Acquaintance with the first two films is recommended, if not essential, for enjoyment of “Always 3.” There is no mystery, though, as to how the various plot lines will unfold: Even the film’s Norman Rockwell-esque poster contains a spoiler. Also, after two outings, Suzuki’s volcanic outbursts and Chagawa’s chronic complaining, as well as the foibles of the other central characters, have become familiar indeed.

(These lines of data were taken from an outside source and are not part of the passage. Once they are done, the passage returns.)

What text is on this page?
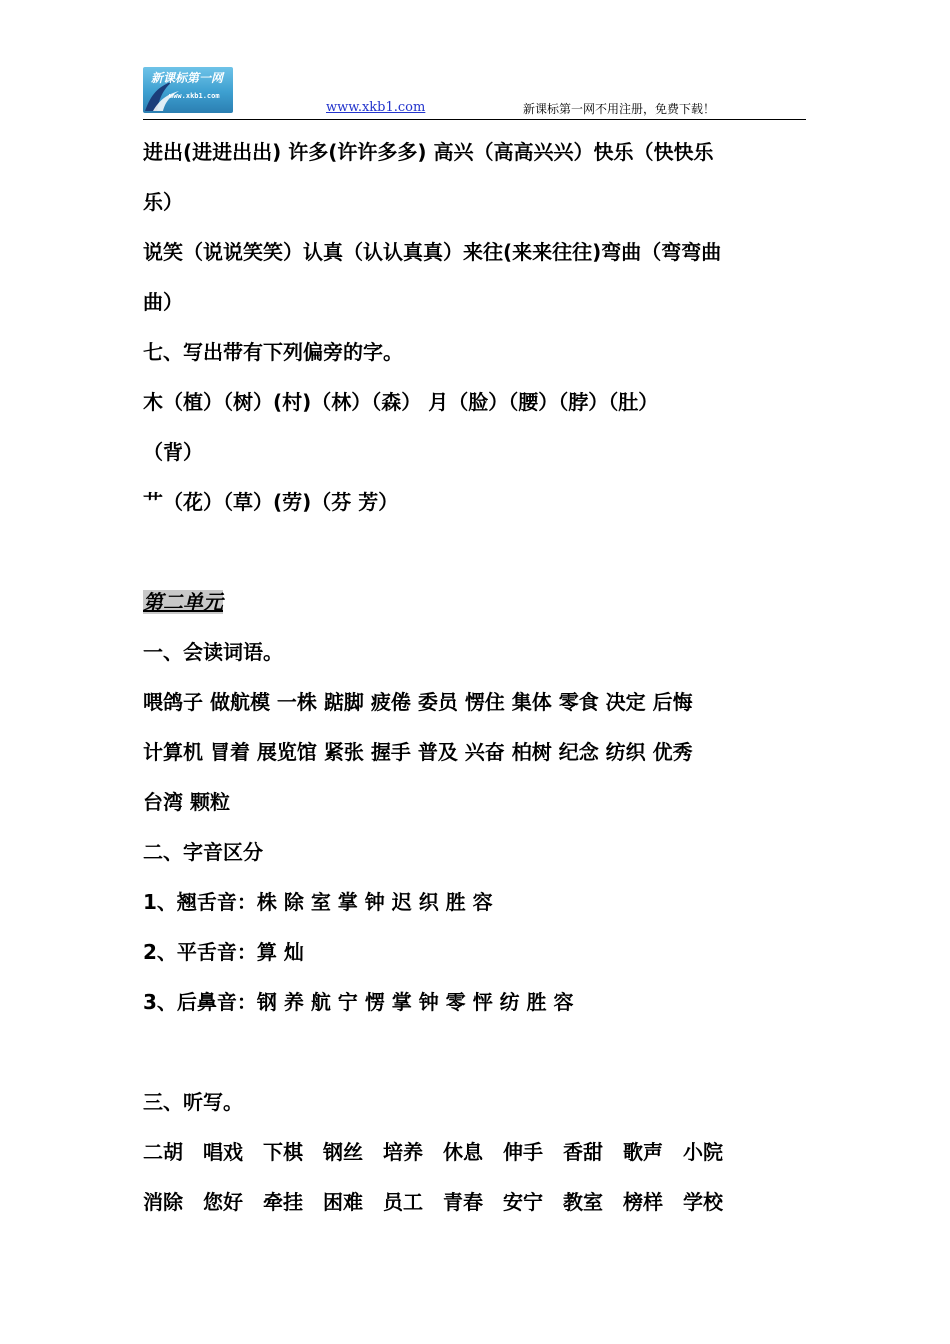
新课标第一网
www.xkb1.com
www.xkb1.com	新课标第一网不用注册，免费下载！
进出(进进出出) 许多(许许多多) 高兴（高高兴兴）快乐（快快乐
乐）
说笑（说说笑笑）认真（认认真真）来往(来来往往)弯曲（弯弯曲
曲）
七、写出带有下列偏旁的字。
木（植）（树）(村)（林）（森） 月（脸）（腰）（脖）（肚）
（背）
艹（花）（草）(劳)（芬 芳）
第二单元
一、会读词语。
喂鸽子 做航模 一株 踮脚 疲倦 委员 愣住 集体 零食 决定 后悔
计算机 冒着 展览馆 紧张 握手 普及 兴奋 柏树 纪念 纺织 优秀
台湾 颗粒
二、字音区分
1、翘舌音：株 除 室 掌 钟 迟 织 胜 容
2、平舌音：算 灿
3、后鼻音：钢 养 航 宁 愣 掌 钟 零 怦 纺 胜 容
三、听写。
二胡　唱戏　下棋　钢丝　培养　休息　伸手　香甜　歌声　小院
消除　您好　牵挂　困难　员工　青春　安宁　教室　榜样　学校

That said, effects maestro Yamazaki has again created a visual environment so rich in period detail, offered up for closer (and not eye-straining) inspection in 3-D, that even the more manga-esque characters feel firmly grounded in their era. Of course, the darker realities of the 1960s boom years, from the worsening air pollution to the turbulent protests against the U.S.-Japan Treaty of Mutual Cooperation and Security, are mostly scrubbed out; but for Japanese Baby Boomers nostalgic for the Tokyo of their childhoods, the airbrushed visuals will probably inspire more sighs of fond recognition than quibbles about accuracy.
As a Boomer who wasn’t here for the film’s peak year (I showed up a little over a decade later, after the boom had ended), “Always 3″ is something like a flashback to an alternative life both comfortingly familiar (the American pop tunes and the madras shirts) and passingly strange, since nearly everyone, in manga fashion, neither grows nor changes. (Mutsuko’s Aomori accent, for example, is as thick as the day she arrived in Tokyo.)
One exception is Suga as Junnosuke, a mature-beyond-his-years teen who is the film’s most fully realized and well-acted character. His central conflict, between his manga artist aspirations and Chagawa’s desire that he study for a safe, conventional future, is played with all stops out, however, similar to the more maudlin second-half moments of “David Copperfield.”
But at the end I misted up, just as I did for “Always” (2005) and “Always 2″ (2007). And I’m sure that, for one last time, the Udine audience will join me.